Ensemble method that relies on bagging to produce a large number of bootstrapped training samples over which trees are constructed in parallel. The results of the different trees are combined , which reduces the variance of predictions and prevents overfitting.
What is overdispersion?
Overdispersion refers to the situation when the variance of the target variable is greater than the mean.
Benefits of Using Log Link
- Ensures the model predictions are non-negative
- Makes the model easy to interpret.
- Also, it is the canonical link for the Poisson distribution and thus facilitates the convergence of the model fitting algorithm.
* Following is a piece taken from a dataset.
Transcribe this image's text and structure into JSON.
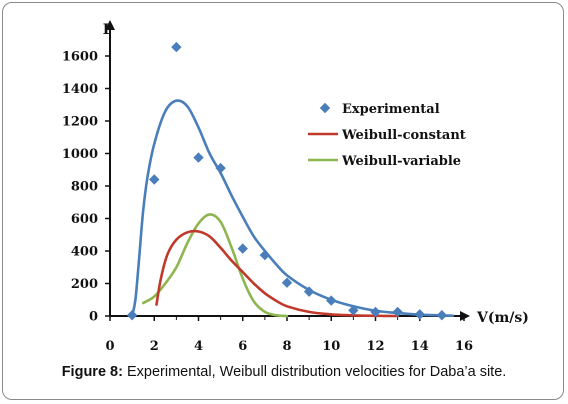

Pros of Using Binarization with Stepwise Selection
Allows the selection procedure to drop individual factor levels if they are statistically insignificant with respect to the base level (instead of retaining or dropping the factor variables in their entirety
Cons to Using Binarization with Stepwise Selection
May cause procedure to take significantly more time to complete.
Resulting model may also be hard to interpret.
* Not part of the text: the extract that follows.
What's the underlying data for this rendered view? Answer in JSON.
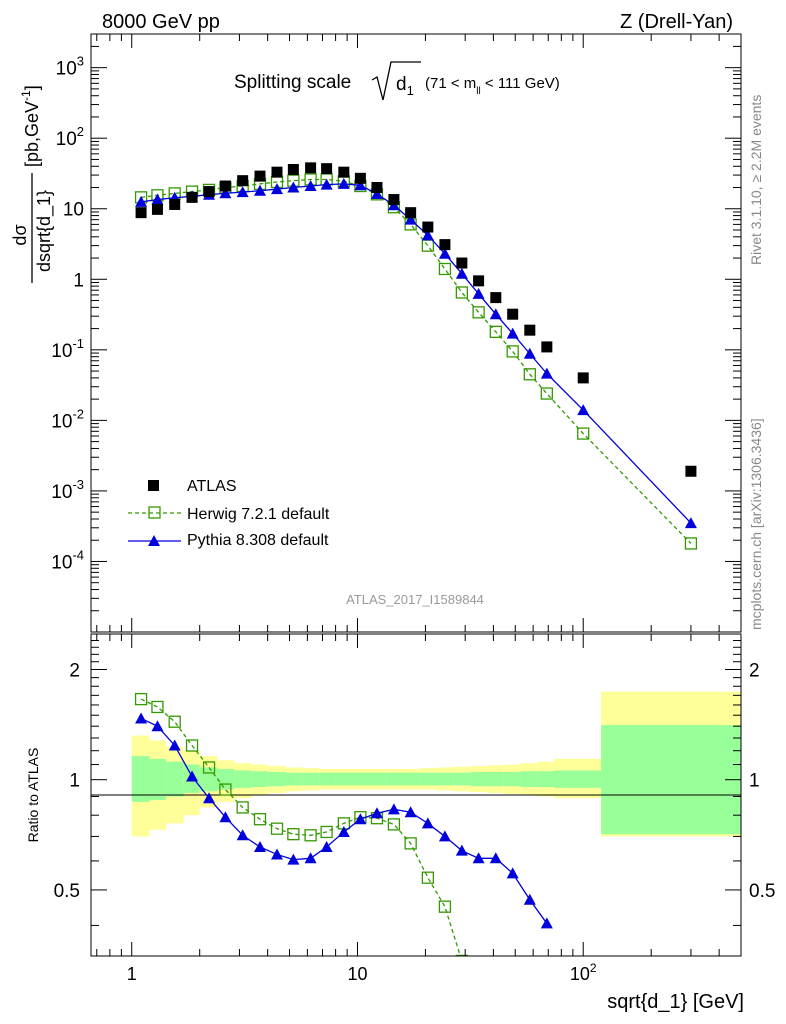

Components of Stepwise Selection
Selection Criterion (AIC, BIC) and Selection Process (Forward, Backward)
AIC
Performance metric used to rank competing models (similar to BIC). Defined as -2l + 2p, where l is the loglikelihood of the model on the training set and p represents the number of parameters. Balances the goodness of fit of a model to the training data. Lower AIC, better fit model.
BIC
Performance metric used to rank competing models (similar to AIC). Defined as -2l + ln(n)p, where l is the loglikelihood of the model on the training set, n is the number of observations, and p represents the number of parameters. Balances the goodness of fit of a model to the training data. Lower BIC, better fit model.
AIC vs BIC
Both metrics demand that for the inclusion of an additional feature to improve the performance of the model, the feature must increase the loglikelihood by at least a certain amount (the penalty amount).
In general, the penalty is typically greater for BIC, so the BIC is more stringent for complex models and is a more conservative approach.
Forward Selection
Opposite of backward selection. Starts with the simplest model (model with only the intercept and no features) and progressively adds the feature that results in the greatest improvement of the model until no features can be added to improve the model.
Backward Selection
Opposite of forward selection. Starts with the most complex model (model with all features) and progressively removes the feature that causes, in its absence, the greatest improvement in the model according to a certain criterion.
Forward vs Backward Selection
Forward selection is more likely to result in a simpler model relative to backward selection given forward selection starts with a model with no features.